The series can be expressed in closed form of double integral. I shared my result below.

$x+x^{2}+x^{4}+x^{8}+\dots=F(x)$

Let's transform $x=e^{-2^t} \tag{1}$

Where $-\infty<t<\infty$ Thus x will be in $ (0,1)$ and $F(x)$ is not divergent in this range.

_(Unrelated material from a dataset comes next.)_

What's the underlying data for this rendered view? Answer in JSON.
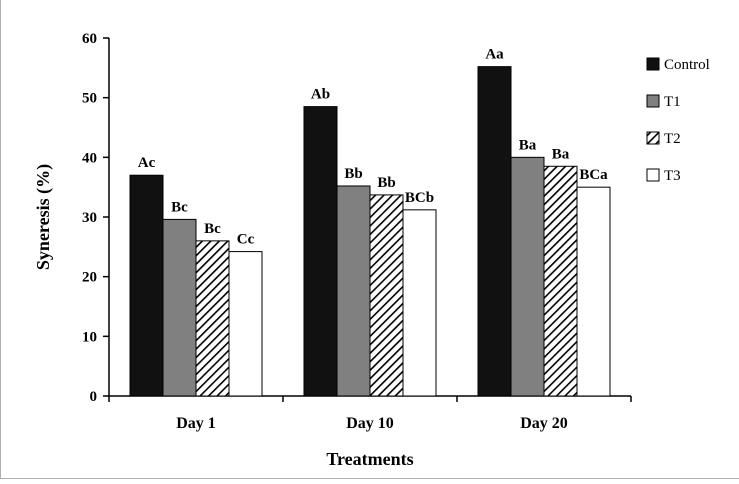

$e^{-2^t}+e^{-2^{t+1}}+e^{-2^{t+2}}+\dots=F(e^{-2^t})=H(t)$

$e^{-2^t}+H(t+1)=H(t)$

$H(t+1)-H(t)=-e^{-2^t}$

The Fourier transform of both sides

$$\int_{-\infty}^{+\infty} H(t+1)e^{-2πift} \mathrm{d}t-\int_{-\infty}^{+\infty} H(t)e^{-2πift} \mathrm{d}t=-\int_{-\infty}^{+\infty} e^{-2^{t}}e^{-2πift} \mathrm{d}t$$

$$V(f)= \int_{-\infty}^{+\infty} H(t)e^{-2πift} \mathrm{d}t$$

$$\int_{-\infty}^{+\infty} H(t+1)e^{-2πift} \mathrm{d}t=\int_{-\infty}^{+\infty} H(z)e^{-2πif(z-1)} \mathrm{d}z=V(f)e^{2πif}$$

$$e^{2πif}V(f)-V(f)=-\int_{-\infty}^{+\infty} e^{-2^{t}}e^{-2πift} \mathrm{d}t$$

$$V(f)=\int_{-\infty}^{+\infty} \frac{e^{-2^{t}}e^{-2πift}}{1-e^{2πif}} \mathrm{d}t$$

Now we need to take the inverse Fourier transform

$$H(z)=\int_{-\infty}^{+\infty} V(f) e^{2πifz} \mathrm{d}f=\int_{-\infty}^{+\infty} e^{2πifz}\int_{-\infty}^{+\infty} \frac{e^{-2^{t}}e^{-2πift}}{1-e^{2πif}} \mathrm{d}t\,\mathrm{d}f $$

The closed form of $H(z)$ in integral expression: $$H(z)=\int_{-\infty}^{+\infty} \int_{-\infty}^{+\infty} e^{2πifz} \frac{e^{-2^{t}}e^{-2πift}}{1-e^{2πif}} \mathrm{d}t\,\mathrm{d}f $$

$$\sum_{k=0}^\infty x^{2^k}=H(\log_2(-\ln x))=\int_{-\infty}^{+\infty} \int_{-\infty}^{+\infty} e^{2πif\log_2(-\ln x)} \frac{e^{-2^{t}-2πift}}{1-e^{2πif}} \mathrm{d}t\,\mathrm{d}f$$

Where $0<x<1$

$$\sum_{k=0}^\infty x^{2^k}= \int_{-\infty}^{+\infty} \frac{e^{2πif\log_2(-\ln x)}}{1-e^{2πif}} \int_{-\infty}^{+\infty} e^{-2^{t}-2πift} \mathrm{d}t\,\mathrm{d}f=\int_{-\infty}^{+\infty} e^{-2^{t}} \int_{-\infty}^{+\infty} \frac{e^{2πif(\log_2(-\ln x)-t)}}{1-e^{2πif}} \mathrm{d}f\,\mathrm{d}t$$

Note: I made the update on 07/29/2016 . Variable change was $x=e^{2^t}$ at Tag (1) and it had problems as @leonbloy 's comment below. Thanks for the comment. Please let me know if you notice something else in definitions.